I was digging myself deeper with every ploy I tried and I knew it. “I couldn’t help noticing you and I just wanted to talk to you…”
“Noticing me? Where? When? How?”
“You know, in the, um…canteen…”
She yanked her arm free, stepped over to the terminal where she had been working and pressed a button on the table. She did the whole thing in less than a second. “I’ve called security and you had better stay away from me!”
I swore violently, stepped over to her and gave her a firm jab to the point of her chin. Her legs did a little dance and her eyes rolled back in her head. As she went down, I pulled out the nearest chair, sat and pressed the power button on the terminal.
A blue screen lit up with a white window in the center asking me for a password. There was a deep rage building in my belly against Timmerman for setting me up, and at myself for being so damned stupid. I rattled in KaOm1.618 and was told that was not it.
Security was on its way. I wondered where it was coming from and how long I had. To enter this lab, it would have to be Omega’s own security. I wondered if they would they have that kind of heavy, armed personnel at a secret installation within a public building. There was no way of knowing.
I looked at the girl’s prone form on the floor. I would have to get a password from her, but I knew that would take too long. I glanced at where she’d been sitting and remembered that the screen had been on. I moved to her chair and shook the mouse. The screen blinked. It was active. I smiled. My heart was pounding hard, high up in my chest. I pulled the pen drive Phil had given me from my pocket and searched for a USB port.
There wasn’t one.
I didn’t waste time getting mad. I stood and moved along the bank, searching every inch for a USB port.
There wasn’t one.
I looked at the prone girl again. I knew if I woke her, she’d be more trouble. Then I saw it, on the wall behind me, a panel with at least a dozen USB ports. I made it in three strides and shoved the pen drive into t
he nearest port. Then I returned to the terminal and sat, watching the screen. The dialogue box came up as Timmerman had said. I selected ‘run’ and pressed ‘enter’. Another window opened up with two options: Silent Running or Crash and Burn. As Phil had instructed, I selected Silent Running. Another dialogue box asked me if I was sure. I didn’t shout. I clicked yes and a new window appeared on the screen with a bar that started turning slowly green.
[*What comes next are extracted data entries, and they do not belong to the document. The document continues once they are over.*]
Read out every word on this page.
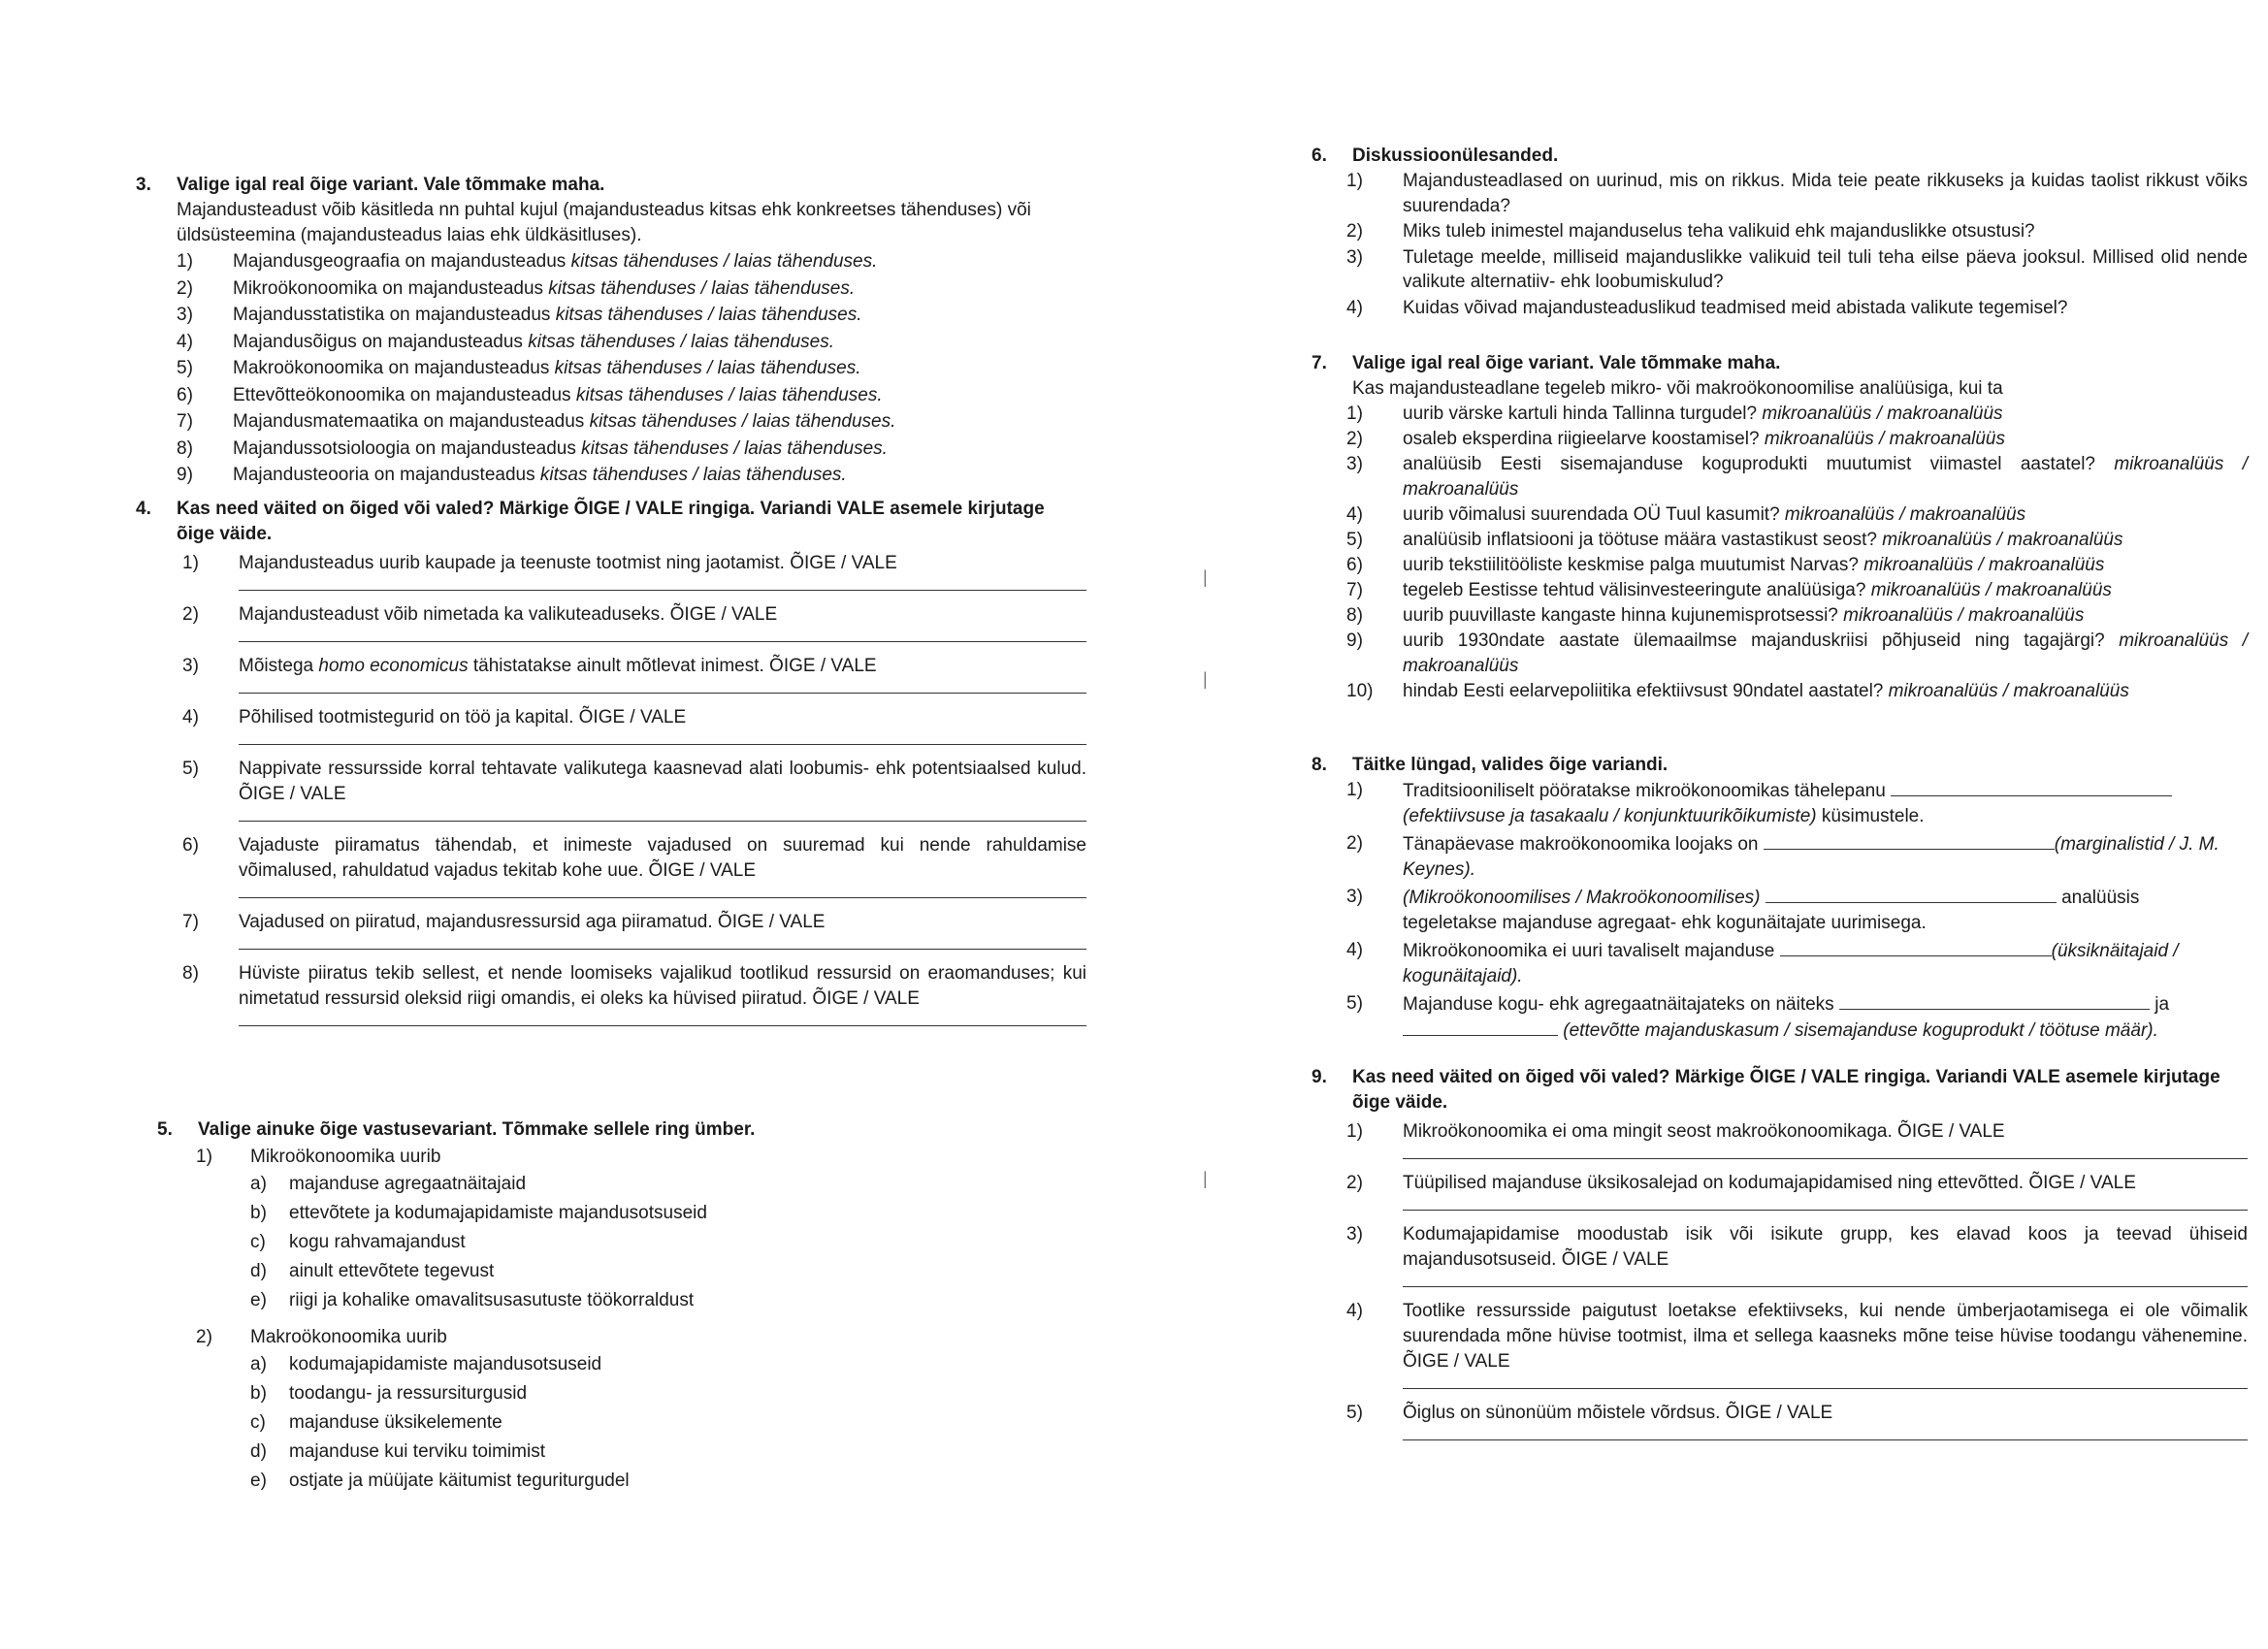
3.	Valige igal real õige variant. Vale tõmmake maha.
Majandusteadust võib käsitleda nn puhtal kujul (majandusteadus kitsas ehk konkreetses tähenduses) või üldsüsteemina (majandusteadus laias ehk üldkäsitluses).
1)	Majandusgeograafia on majandusteadus kitsas tähenduses / laias tähenduses.
2)	Mikroökonoomika on majandusteadus kitsas tähenduses / laias tähenduses.
3)	Majandusstatistika on majandusteadus kitsas tähenduses / laias tähenduses.
4)	Majandusõigus on majandusteadus kitsas tähenduses / laias tähenduses.
5)	Makroökonoomika on majandusteadus kitsas tähenduses / laias tähenduses.
6)	Ettevõtteökonoomika on majandusteadus kitsas tähenduses / laias tähenduses.
7)	Majandusmatemaatika on majandusteadus kitsas tähenduses / laias tähenduses.
8)	Majandussotsioloogia on majandusteadus kitsas tähenduses / laias tähenduses.
9)	Majandusteooria on majandusteadus kitsas tähenduses / laias tähenduses.
4.	Kas need väited on õiged või valed? Märkige ÕIGE / VALE ringiga. Variandi VALE asemele kirjutage õige väide.
1)	Majandusteadus uurib kaupade ja teenuste tootmist ning jaotamist. ÕIGE / VALE
2)	Majandusteadust võib nimetada ka valikuteaduseks. ÕIGE / VALE
3)	Mõistega homo economicus tähistatakse ainult mõtlevat inimest. ÕIGE / VALE
4)	Põhilised tootmistegurid on töö ja kapital. ÕIGE / VALE
5)	Nappivate ressursside korral tehtavate valikutega kaasnevad alati loobumis- ehk potentsiaalsed kulud. ÕIGE / VALE
6)	Vajaduste piiramatus tähendab, et inimeste vajadused on suuremad kui nende rahuldamise võimalused, rahuldatud vajadus tekitab kohe uue. ÕIGE / VALE
7)	Vajadused on piiratud, majandusressursid aga piiramatud. ÕIGE / VALE
8)	Hüviste piiratus tekib sellest, et nende loomiseks vajalikud tootlikud ressursid on eraomanduses; kui nimetatud ressursid oleksid riigi omandis, ei oleks ka hüvised piiratud. ÕIGE / VALE
5.	Valige ainuke õige vastusevariant. Tõmmake sellele ring ümber.
1)	Mikroökonoomika uurib
a)	majanduse agregaatnäitajaid
b)	ettevõtete ja kodumajapidamiste majandusotsuseid
c)	kogu rahvamajandust
d)	ainult ettevõtete tegevust
e)	riigi ja kohalike omavalitsusasutuste töökorraldust
2)	Makroökonoomika uurib
a)	kodumajapidamiste majandusotsuseid
b)	toodangu- ja ressursiturgusid
c)	majanduse üksikelemente
d)	majanduse kui terviku toimimist
e)	ostjate ja müüjate käitumist teguriturgudel
|
|
|
6.	Diskussioonülesanded.
1)	Majandusteadlased on uurinud, mis on rikkus. Mida teie peate rikkuseks ja kuidas taolist rikkust võiks suurendada?
2)	Miks tuleb inimestel majanduselus teha valikuid ehk majanduslikke otsustusi?
3)	Tuletage meelde, milliseid majanduslikke valikuid teil tuli teha eilse päeva jooksul. Millised olid nende valikute alternatiiv- ehk loobumiskulud?
4)	Kuidas võivad majandusteaduslikud teadmised meid abistada valikute tegemisel?
7.	Valige igal real õige variant. Vale tõmmake maha.
Kas majandusteadlane tegeleb mikro- või makroökonoomilise analüüsiga, kui ta
1)	uurib värske kartuli hinda Tallinna turgudel? mikroanalüüs / makroanalüüs
2)	osaleb eksperdina riigieelarve koostamisel? mikroanalüüs / makroanalüüs
3)	analüüsib Eesti sisemajanduse koguprodukti muutumist viimastel aastatel? mikroanalüüs / makroanalüüs
4)	uurib võimalusi suurendada OÜ Tuul kasumit? mikroanalüüs / makroanalüüs
5)	analüüsib inflatsiooni ja töötuse määra vastastikust seost? mikroanalüüs / makroanalüüs
6)	uurib tekstiilitööliste keskmise palga muutumist Narvas? mikroanalüüs / makroanalüüs
7)	tegeleb Eestisse tehtud välisinvesteeringute analüüsiga? mikroanalüüs / makroanalüüs
8)	uurib puuvillaste kangaste hinna kujunemisprotsessi? mikroanalüüs / makroanalüüs
9)	uurib 1930ndate aastate ülemaailmse majanduskriisi põhjuseid ning tagajärgi? mikroanalüüs / makroanalüüs
10)	hindab Eesti eelarvepoliitika efektiivsust 90ndatel aastatel? mikroanalüüs / makroanalüüs
8.	Täitke lüngad, valides õige variandi.
1)	Traditsiooniliselt pööratakse mikroökonoomikas tähelepanu
(efektiivsuse ja tasakaalu / konjunktuurikõikumiste) küsimustele.
2)	Tänapäevase makroökonoomika loojaks on	(marginalistid / J. M. Keynes).
3)	(Mikroökonoomilises / Makroökonoomilises)	analüüsis
tegeletakse majanduse agregaat- ehk kogunäitajate uurimisega.
4)	Mikroökonoomika ei uuri tavaliselt majanduse	(üksiknäitajaid / kogunäitajaid).
5)	Majanduse kogu- ehk agregaatnäitajateks on näiteks	ja
(ettevõtte majanduskasum / sisemajanduse koguprodukt / töötuse määr).
9.	Kas need väited on õiged või valed? Märkige ÕIGE / VALE ringiga. Variandi VALE asemele kirjutage õige väide.
1)	Mikroökonoomika ei oma mingit seost makroökonoomikaga. ÕIGE / VALE
2)	Tüüpilised majanduse üksikosalejad on kodumajapidamised ning ettevõtted. ÕIGE / VALE
3)	Kodumajapidamise moodustab isik või isikute grupp, kes elavad koos ja teevad ühiseid majandusotsuseid. ÕIGE / VALE
4)	Tootlike ressursside paigutust loetakse efektiivseks, kui nende ümberjaotamisega ei ole võimalik suurendada mõne hüvise tootmist, ilma et sellega kaasneks mõne teise hüvise toodangu vähenemine. ÕIGE / VALE
5)	Õiglus on sünonüüm mõistele võrdsus. ÕIGE / VALE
It told me there were four minutes and fifty seconds remaining.
Then the door opened. I stood and turned. There were a dozen men in black combat gear. They had ski masks covering their faces and HK G36 assault rifles in their hands, all pointing at me. I blocked the screen with my body and started to count in my mind. Four minutes and thirty seconds. I was going to die, but I had to hold out for four more minutes and thirty seconds, and counting.
NINETEEN
They stood staring at me. I wondered why they weren’t shooting me. It was probably only a second, but it felt like a long time. Then it dawned on me, they could not open fire because I was standing in front of the Omega mainframe.
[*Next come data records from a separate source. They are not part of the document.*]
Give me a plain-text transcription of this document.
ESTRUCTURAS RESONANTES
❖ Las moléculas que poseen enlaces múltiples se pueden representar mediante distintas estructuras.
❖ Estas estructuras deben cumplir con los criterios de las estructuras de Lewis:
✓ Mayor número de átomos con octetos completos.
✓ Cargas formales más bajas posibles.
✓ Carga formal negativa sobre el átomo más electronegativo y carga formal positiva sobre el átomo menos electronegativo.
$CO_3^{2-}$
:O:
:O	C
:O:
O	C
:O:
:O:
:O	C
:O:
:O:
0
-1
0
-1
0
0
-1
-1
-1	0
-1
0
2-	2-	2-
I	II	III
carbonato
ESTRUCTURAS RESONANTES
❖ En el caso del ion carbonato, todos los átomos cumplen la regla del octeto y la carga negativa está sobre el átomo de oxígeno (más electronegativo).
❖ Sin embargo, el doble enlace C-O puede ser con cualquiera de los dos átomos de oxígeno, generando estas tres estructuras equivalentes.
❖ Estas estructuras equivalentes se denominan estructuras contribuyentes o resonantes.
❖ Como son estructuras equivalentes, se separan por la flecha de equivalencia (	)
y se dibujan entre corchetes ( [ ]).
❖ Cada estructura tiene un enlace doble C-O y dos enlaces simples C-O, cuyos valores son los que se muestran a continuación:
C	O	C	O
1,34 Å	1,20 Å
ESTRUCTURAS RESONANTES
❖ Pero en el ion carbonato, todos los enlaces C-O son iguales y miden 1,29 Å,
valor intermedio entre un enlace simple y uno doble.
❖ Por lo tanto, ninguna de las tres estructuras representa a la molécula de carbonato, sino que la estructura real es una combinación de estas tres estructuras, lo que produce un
At my feet, Athena Noctua stirred. I reached down, grabbed her by the scruff of her neck and dragged her to her feet, simultaneously pulling the Glock I’d taken from the ox from my belt. I had no idea if they gave a damn about her, but if she was entrusted with the Omega mainframe and had a name like Athena Noctua, I figured the chances were she had to be somebody. It was worth the play, anyway. I put the gun to the back of her head and said, “OK, guys, here’s the situation. There is a virus uploading into the mainframe. I am the only person who can stop it.” As I was saying it, I was realizing that I was signing my death warrant for four minutes time, and added, “Or reverse it once it is installed.”